- Born: 1992 (age 33–34) Canary Islands, Spain
- Occupation: Businessman
- Known for: Unfold

= Alfonso Cobo =

Spanish businessman

Alfonso Cobo (born 1992, Canary Islands, Spain) is a Spanish businessman. He is best known as the founder of Unfold, which was acquired by Squarespace in 2019.

==Early life==
Alfonso was born in the Canary Islands, Spain and spent much of his childhood in Madrid before moving to the United Kingdom at 17.

==Career==
As a university student, Cobo studied design and architecture. After working as an architectural designer in London, Cobo received a scholarship to Parsons School of Design and moved to New York. Cobo has a master's degree in strategic design and management from Parsons School of Design and a bachelor's degree in architecture from the University of Brighton.

In 2017, Cobo recognized there was no software or app that could create a portfolio of his work on an iPad. Later that year, he launched his portfolio layout app, the first one to exist for iPad.
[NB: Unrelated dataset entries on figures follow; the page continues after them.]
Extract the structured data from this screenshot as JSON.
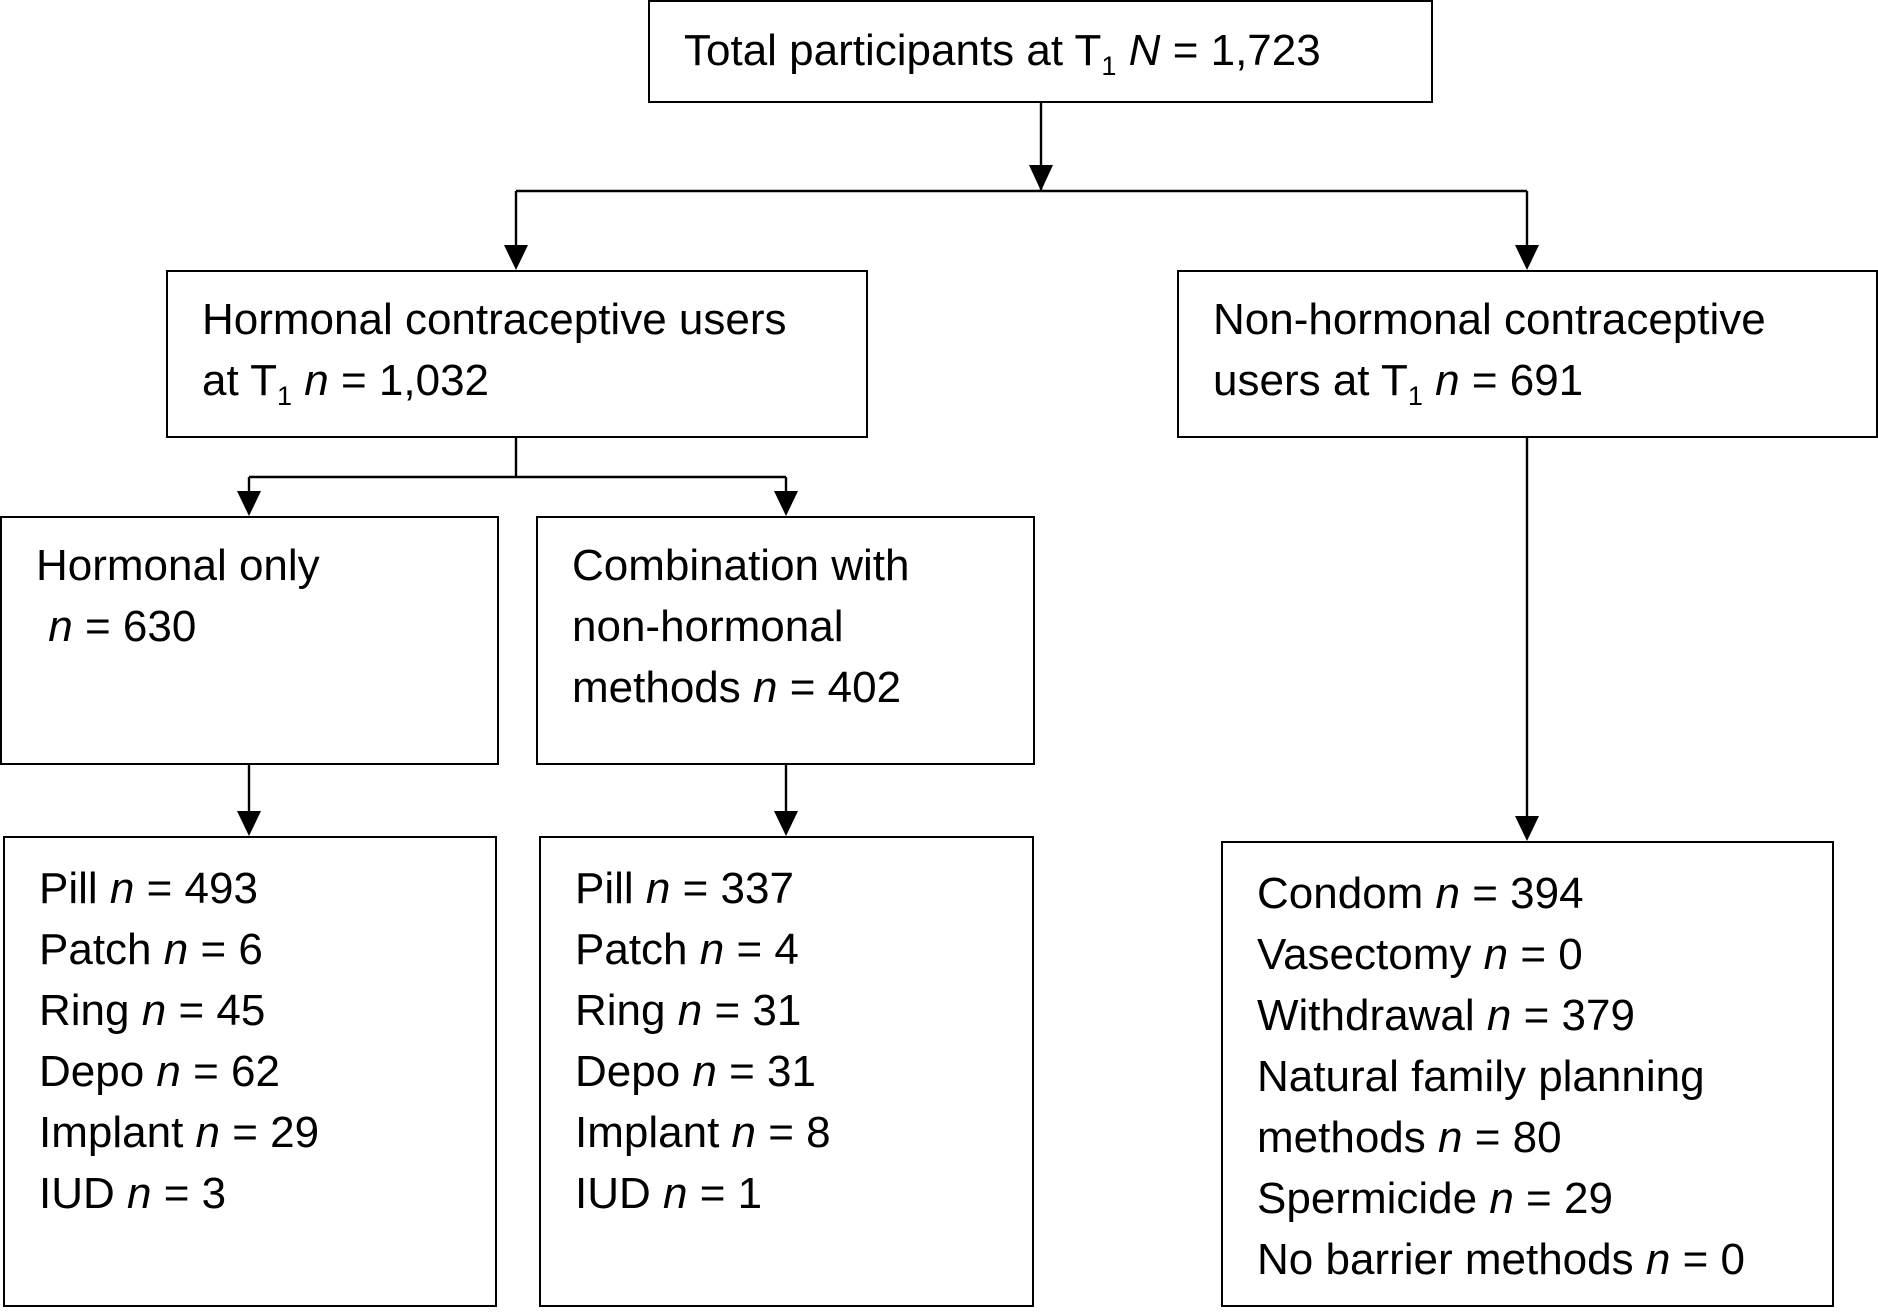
{
  "total": {
    "label": "Total participants at T",
    "sub": "1",
    "stat": "N",
    "value": "= 1,723"
  },
  "hormonal": {
    "line1": "Hormonal contraceptive users",
    "line2_prefix": "at T",
    "sub": "1",
    "stat": "n",
    "value": "= 1,032"
  },
  "nonhormonal": {
    "line1": "Non-hormonal contraceptive",
    "line2_prefix": "users at T",
    "sub": "1",
    "stat": "n",
    "value": "= 691"
  },
  "hormonal_only": {
    "line1": "Hormonal only",
    "stat": "n",
    "value": "= 630"
  },
  "combination": {
    "line1": "Combination with",
    "line2": "non-hormonal",
    "line3_prefix": "methods",
    "stat": "n",
    "value": "= 402"
  },
  "hormonal_only_methods": [
    {
      "method": "Pill",
      "stat": "n",
      "value": "= 493"
    },
    {
      "method": "Patch",
      "stat": "n",
      "value": "= 6"
    },
    {
      "method": "Ring",
      "stat": "n",
      "value": "= 45"
    },
    {
      "method": "Depo",
      "stat": "n",
      "value": "= 62"
    },
    {
      "method": "Implant",
      "stat": "n",
      "value": "= 29"
    },
    {
      "method": "IUD",
      "stat": "n",
      "value": "= 3"
    }
  ],
  "combination_methods": [
    {
      "method": "Pill",
      "stat": "n",
      "value": "= 337"
    },
    {
      "method": "Patch",
      "stat": "n",
      "value": "= 4"
    },
    {
      "method": "Ring",
      "stat": "n",
      "value": "= 31"
    },
    {
      "method": "Depo",
      "stat": "n",
      "value": "= 31"
    },
    {
      "method": "Implant",
      "stat": "n",
      "value": "= 8"
    },
    {
      "method": "IUD",
      "stat": "n",
      "value": "= 1"
    }
  ],
  "nonhormonal_methods": {
    "condom": {
      "method": "Condom",
      "stat": "n",
      "value": "= 394"
    },
    "vasectomy": {
      "method": "Vasectomy",
      "stat": "n",
      "value": "= 0"
    },
    "withdrawal": {
      "method": "Withdrawal",
      "stat": "n",
      "value": "= 379"
    },
    "nfp": {
      "line1": "Natural family planning",
      "line2_prefix": "methods",
      "stat": "n",
      "value": "= 80"
    },
    "spermicide": {
      "method": "Spermicide",
      "stat": "n",
      "value": "= 29"
    },
    "no_barrier": {
      "method": "No barrier methods",
      "stat": "n",
      "value": "= 0"
    }
  }
}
Cobo founded Unfold in 2018 and was later joined by Andy McCune as a co-founder. Unfold, a mobile application that allows users to create Instagram Stories posts using a variety of templates and other tools. In 2019, Unfold was acquired by Squarespace. By then, it had 16 million users. In 2023, Unfold had over 60 million downloads, and over 1 billion stories were created using it. In 2020, Cobo launched Bio Sites with Squarespace, a tool that allows users to share relevant links.

Cobo received a Gaingels award in 2023. He also launched Hypelist, a social mobile application allowing for the curation of a recommended products list, in 2023.

==Personal life==
As of 2019, Cobo lives in New York City. He is gay.